Vorlage der Arbeitszeiterfassung im Überstundenprozess
LAG Niedersachsen, Urt. v. 9.12.2024 (Az. 4 SLa 52/24) – nicht rechtskräftig
Es ist kein Grund ersichtlich, weswegen es einer Arbeitgeberin im Hinblick auf die ohnehin bestehende Arbeitszeiterfassungspflicht unzumutbar sein soll, ihre hieraus gewonnenen Informationen dem Arbeitnehmer auf dessen Vortrag im Überstundenprozess entgegenzuhalten.
Sachverhalt:
Die Parteien streiten über die Vergütung von Überstunden. Die Klägerin war über elf Jahre als Lageristin/kaufmännische Angestellte beschäftigt. Sie trug vor, sie habe nach Ausscheiden einer anderen Arbeitskraft montags bis freitags jeweils mindestens von 8:00 Uhr bis 18:00 Uhr abzüglich einer täglichen Pause von einer Stunde und teilweise samstags von 9:00 Uhr bis 12:00 Uhr für die Beklagte gearbeitet. Von der Beklagten verlangt sie für die Arbeitszeit Vergütung, die über die arbeitsvertraglich vereinbarte Arbeitszeit von 24 Stunden wöchentlich hinaus geht. Die Beklagte bestreitet den von der Klägerin behaupteten Umfang der Überstunden.
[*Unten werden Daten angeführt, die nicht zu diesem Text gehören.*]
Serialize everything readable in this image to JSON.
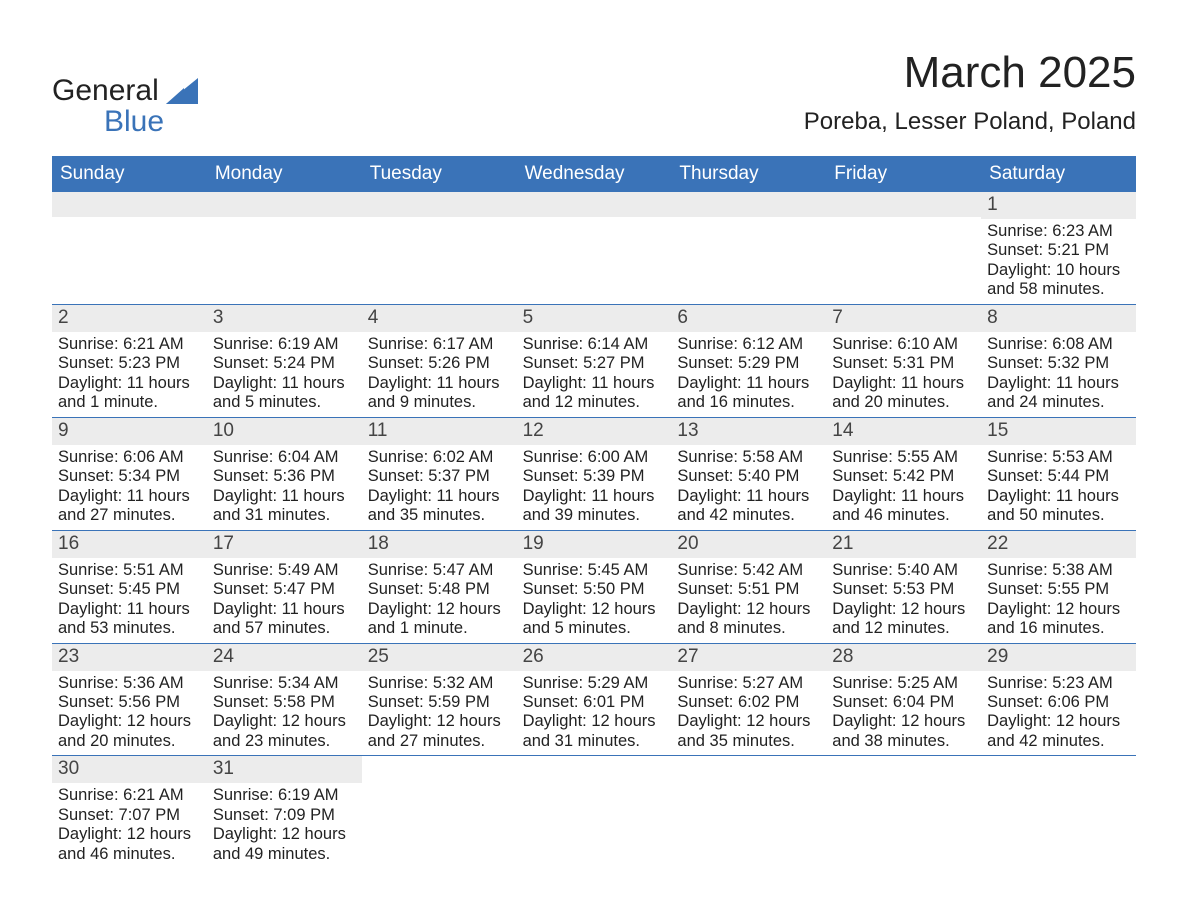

Das Arbeitsgericht wies die Klage ab.
Entscheidung:
Das LAG hat der Berufung im Wesentlichen stattgegeben und die Revision zum Bundesarbeitsgericht zugelassen. Der Klägerin steht – so das Landesarbeitsgericht Niedersachsen – ein Anspruch auf zusätzliche Vergütung von Überstunden im Umfang von 20 Stunden wöchentlich über knapp drei Jahre zu. Die Klägerin sei mit ihrem Vortrag ihrer Darlegungs- und Beweislast nachgekommen. So habe sie ausreichend dargelegt, dass sie die Arbeit in einem Umfang erbrachte, der die vereinbarte Normalarbeitszeit überstieg. Weiter habe sie dargelegt, dass die Beklagte die Leistung der Überstunden veranlasst habe bzw. dieser zuzurechnen sei. Allgemein genüge der Arbeitnehmer seiner Vortragslast zur Ableistung von Überstunden, wenn er vorträgt, an welchen Tagen und von wann bis wann er Arbeit leistete oder sich auf Weisung des Arbeitgebers zur Arbeit bereithielt. Erbringt der Arbeitnehmer diesen Vortrag, obliege es dem Arbeitgeber substanziiert zu erwidern. Dem sei die Beklagte nicht nachgekommen, weswegen der Vortrag der Klägerin als zugestanden gelte. Hierbei muss sich die Beklagte als Arbeitgeberin auch entgegenhalten lassen, dass sie die Arbeitszeiten ihrer Arbeitnehmer nicht erfasst hat, obwohl sie gemäß § 3 Abs. 2 Nr. 1 ArbSchG hierzu verpflichtet sei. Zwar sei, so das LAG weiter, zwischen der vergütungsrechtlichen und der arbeitsschutzrechtlichen Arbeitszeit zu differenzieren und lediglich die arbeitsschutzrechtliche Arbeitszeit zu erfassen. Allerdings wäre die Beklagte mithilfe einer Arbeitszeiterfassung in der Lage gewesen, dem Vorbringen der Klägerin konkret entgegenzutreten. Dass sie ihrer Pflicht zur Arbeitszeiterfassung aus § 3 Abs. 2 Nr. ArbSchG nicht entsprochen habe, kann als ihr eigenes Versäumnis nicht der Klägerin zum Nachteil gereichen.
Hinweis:
Zunächst ist darauf hinzuweisen, dass die Entscheidung noch nicht rechtskräftig ist, sondern die Revision bei dem Bundesarbeitsgericht unter dem Az. 5 AZR 40/25 anhängig ist. Bisher hat der 5. Senat des BAG stets entschieden, dass die arbeitszeitschutzrechtliche Pflicht des Arbeitgebers zur Arbeitszeiterfassung nicht dazu führt, dass dem Arbeitnehmer ein Auskunftsrecht diesbezüglich zusteht, um mithilfe der Arbeitszeiterfassung eine Überstundenvergütung einzuklagen.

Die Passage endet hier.